What that accomplishes in terms of the story is realistically setting up one more crank of the conflict lever, because now we know why Oliver is so desperately controlled and why he - with good looks, a good career, and a respectable tabloid-free family, not to mention all the sweet things he does - is so convinced nobody can love him. What it accomplishes for Luc is giving him a way to be the strong person in the relationship, over the course of which he has already made significant strides toward accepting himself as a lovable, worthwhile person. His friends are part of that. They are as close and loving as Declan’s friends, plus they don’t constantly jeer at Luc about his Fatal Flaw. They help.
That, in fact, is another reason ‘Boyfriend Material’ is the book I’ll come back to. I have no problem with friend groups giving each other shit about the things they do or say that are ridiculous. I do have a problem with a friend group spending six years blaming someone for his legitimate mental-health issue.
How the hell do you expect someone to feel forgiven if you are throwing his one - ONE - big fail in his face every time you introduce him to someone new?
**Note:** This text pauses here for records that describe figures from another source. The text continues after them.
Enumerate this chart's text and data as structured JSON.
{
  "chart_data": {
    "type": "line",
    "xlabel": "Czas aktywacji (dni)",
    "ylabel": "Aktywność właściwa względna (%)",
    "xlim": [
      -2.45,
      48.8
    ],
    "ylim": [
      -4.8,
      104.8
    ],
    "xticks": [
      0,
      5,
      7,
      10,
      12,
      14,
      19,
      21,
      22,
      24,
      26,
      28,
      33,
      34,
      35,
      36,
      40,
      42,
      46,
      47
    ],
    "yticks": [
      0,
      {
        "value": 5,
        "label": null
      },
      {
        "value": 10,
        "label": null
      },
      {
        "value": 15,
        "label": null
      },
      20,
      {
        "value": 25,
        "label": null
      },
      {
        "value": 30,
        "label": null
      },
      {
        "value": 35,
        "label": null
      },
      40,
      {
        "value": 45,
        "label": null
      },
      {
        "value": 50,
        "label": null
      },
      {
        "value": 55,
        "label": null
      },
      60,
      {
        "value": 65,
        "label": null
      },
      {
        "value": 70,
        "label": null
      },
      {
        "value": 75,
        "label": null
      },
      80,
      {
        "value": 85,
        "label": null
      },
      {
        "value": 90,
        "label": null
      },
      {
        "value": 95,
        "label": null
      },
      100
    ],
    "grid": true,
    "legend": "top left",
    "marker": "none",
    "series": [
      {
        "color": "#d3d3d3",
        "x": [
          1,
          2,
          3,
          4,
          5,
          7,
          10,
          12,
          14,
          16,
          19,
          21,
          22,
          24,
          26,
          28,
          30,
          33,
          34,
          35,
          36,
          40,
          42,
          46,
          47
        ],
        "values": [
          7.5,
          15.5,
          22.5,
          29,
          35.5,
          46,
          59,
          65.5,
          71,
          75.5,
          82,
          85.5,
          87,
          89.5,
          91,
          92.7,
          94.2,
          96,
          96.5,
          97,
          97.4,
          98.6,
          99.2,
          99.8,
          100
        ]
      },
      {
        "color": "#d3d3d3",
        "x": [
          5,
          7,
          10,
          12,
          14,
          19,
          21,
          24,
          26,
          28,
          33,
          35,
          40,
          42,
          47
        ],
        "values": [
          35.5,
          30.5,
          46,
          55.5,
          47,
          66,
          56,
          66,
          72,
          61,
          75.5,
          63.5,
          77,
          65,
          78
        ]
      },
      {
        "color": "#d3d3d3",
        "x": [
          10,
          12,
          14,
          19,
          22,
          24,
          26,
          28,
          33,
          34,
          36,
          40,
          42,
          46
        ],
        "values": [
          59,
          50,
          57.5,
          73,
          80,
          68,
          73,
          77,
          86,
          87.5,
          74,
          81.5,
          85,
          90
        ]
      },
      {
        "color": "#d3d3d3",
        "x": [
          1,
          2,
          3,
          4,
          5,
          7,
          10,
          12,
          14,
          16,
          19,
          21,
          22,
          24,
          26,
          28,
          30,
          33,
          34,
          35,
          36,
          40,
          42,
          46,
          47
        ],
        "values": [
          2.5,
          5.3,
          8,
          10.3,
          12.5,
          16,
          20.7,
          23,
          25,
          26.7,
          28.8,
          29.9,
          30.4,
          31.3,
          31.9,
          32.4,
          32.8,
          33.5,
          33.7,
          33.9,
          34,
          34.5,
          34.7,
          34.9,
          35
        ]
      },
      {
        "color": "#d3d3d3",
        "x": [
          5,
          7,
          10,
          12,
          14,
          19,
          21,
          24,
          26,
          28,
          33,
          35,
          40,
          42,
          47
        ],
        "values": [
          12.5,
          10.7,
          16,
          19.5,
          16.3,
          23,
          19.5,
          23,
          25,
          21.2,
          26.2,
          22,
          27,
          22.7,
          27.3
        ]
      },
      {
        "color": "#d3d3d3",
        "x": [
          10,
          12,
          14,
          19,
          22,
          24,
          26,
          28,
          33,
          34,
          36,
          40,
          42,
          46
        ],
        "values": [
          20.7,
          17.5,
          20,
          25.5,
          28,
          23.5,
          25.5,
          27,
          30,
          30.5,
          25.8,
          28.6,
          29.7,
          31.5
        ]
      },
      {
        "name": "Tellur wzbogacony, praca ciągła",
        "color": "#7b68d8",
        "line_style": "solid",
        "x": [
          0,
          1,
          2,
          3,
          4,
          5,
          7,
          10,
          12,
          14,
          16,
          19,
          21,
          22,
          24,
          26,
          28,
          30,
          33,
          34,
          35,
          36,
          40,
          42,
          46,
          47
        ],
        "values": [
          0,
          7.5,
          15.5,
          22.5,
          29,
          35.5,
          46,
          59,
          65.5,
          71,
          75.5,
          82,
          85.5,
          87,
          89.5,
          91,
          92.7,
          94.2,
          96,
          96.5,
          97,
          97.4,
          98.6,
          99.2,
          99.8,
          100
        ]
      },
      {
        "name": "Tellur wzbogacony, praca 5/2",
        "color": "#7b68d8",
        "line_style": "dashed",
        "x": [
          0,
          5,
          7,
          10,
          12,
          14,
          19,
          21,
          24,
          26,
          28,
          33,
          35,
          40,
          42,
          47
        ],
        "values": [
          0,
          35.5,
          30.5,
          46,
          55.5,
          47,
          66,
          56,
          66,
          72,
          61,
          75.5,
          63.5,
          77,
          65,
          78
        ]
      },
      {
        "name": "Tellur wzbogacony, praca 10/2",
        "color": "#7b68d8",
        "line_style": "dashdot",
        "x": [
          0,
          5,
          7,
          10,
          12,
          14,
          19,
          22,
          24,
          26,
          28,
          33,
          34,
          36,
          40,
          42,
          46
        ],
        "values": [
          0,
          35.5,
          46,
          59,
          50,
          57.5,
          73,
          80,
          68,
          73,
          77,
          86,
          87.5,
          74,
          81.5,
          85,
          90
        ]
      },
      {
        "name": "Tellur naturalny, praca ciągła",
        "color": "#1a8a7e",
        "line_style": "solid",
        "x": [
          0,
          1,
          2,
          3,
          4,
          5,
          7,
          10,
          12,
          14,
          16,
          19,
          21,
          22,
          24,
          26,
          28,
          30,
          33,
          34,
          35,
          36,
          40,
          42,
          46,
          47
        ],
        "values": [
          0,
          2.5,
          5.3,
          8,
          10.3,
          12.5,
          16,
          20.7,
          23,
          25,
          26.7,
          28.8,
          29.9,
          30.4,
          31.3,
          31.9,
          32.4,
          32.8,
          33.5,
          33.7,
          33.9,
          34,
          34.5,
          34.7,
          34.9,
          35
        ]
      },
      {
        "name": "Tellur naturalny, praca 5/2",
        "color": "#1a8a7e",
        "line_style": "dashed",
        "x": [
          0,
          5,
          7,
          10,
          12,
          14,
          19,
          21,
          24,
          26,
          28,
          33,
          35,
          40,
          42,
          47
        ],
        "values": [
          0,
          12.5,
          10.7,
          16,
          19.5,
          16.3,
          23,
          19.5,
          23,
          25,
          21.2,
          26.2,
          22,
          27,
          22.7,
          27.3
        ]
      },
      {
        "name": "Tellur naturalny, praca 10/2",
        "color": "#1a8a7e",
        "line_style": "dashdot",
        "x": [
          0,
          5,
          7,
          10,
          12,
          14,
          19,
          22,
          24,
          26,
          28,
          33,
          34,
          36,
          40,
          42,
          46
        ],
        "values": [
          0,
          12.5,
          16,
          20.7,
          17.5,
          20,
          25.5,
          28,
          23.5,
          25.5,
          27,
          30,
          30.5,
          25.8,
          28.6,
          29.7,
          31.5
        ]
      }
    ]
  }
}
Especially when that one big fail is something he has sought professional help for, and done penance for through six years of being afraid to try again?
Honestly, I felt bad for Declan. And I felt bad for him in a way I couldn’t quite brush under the now-they’re-in-love rug. The severity of his issue meant that I needed to see more recovery.
Whereas I felt bad for both Luc and Oliver, but in a way that leaves room to believe that they are capable of giving each other what they need. One of Oliver’s friends is also slightly problematic. The difference is that the others call that person out. Luc’s friends are so supportive that they literally drive him across the country in an attempt to locate Oliver. They don’t just yell at him about how he should try to fix this. They don’t quite understand the depth of his scars, but they also don’t blame him for the shitty things other people have done.
Both of these books are funny; both are also heart-wrenching. Both are good. Anyone who likes the first will probably like the second. Ripper even gives a shout-out to Hall in the acknowledgements. But where ‘The Love Study’ goes in the ‘glad I read it’ category, ‘Boyfriend Material’ sent me down the ‘read everything Hall has published’ road. A road I know I will travel again.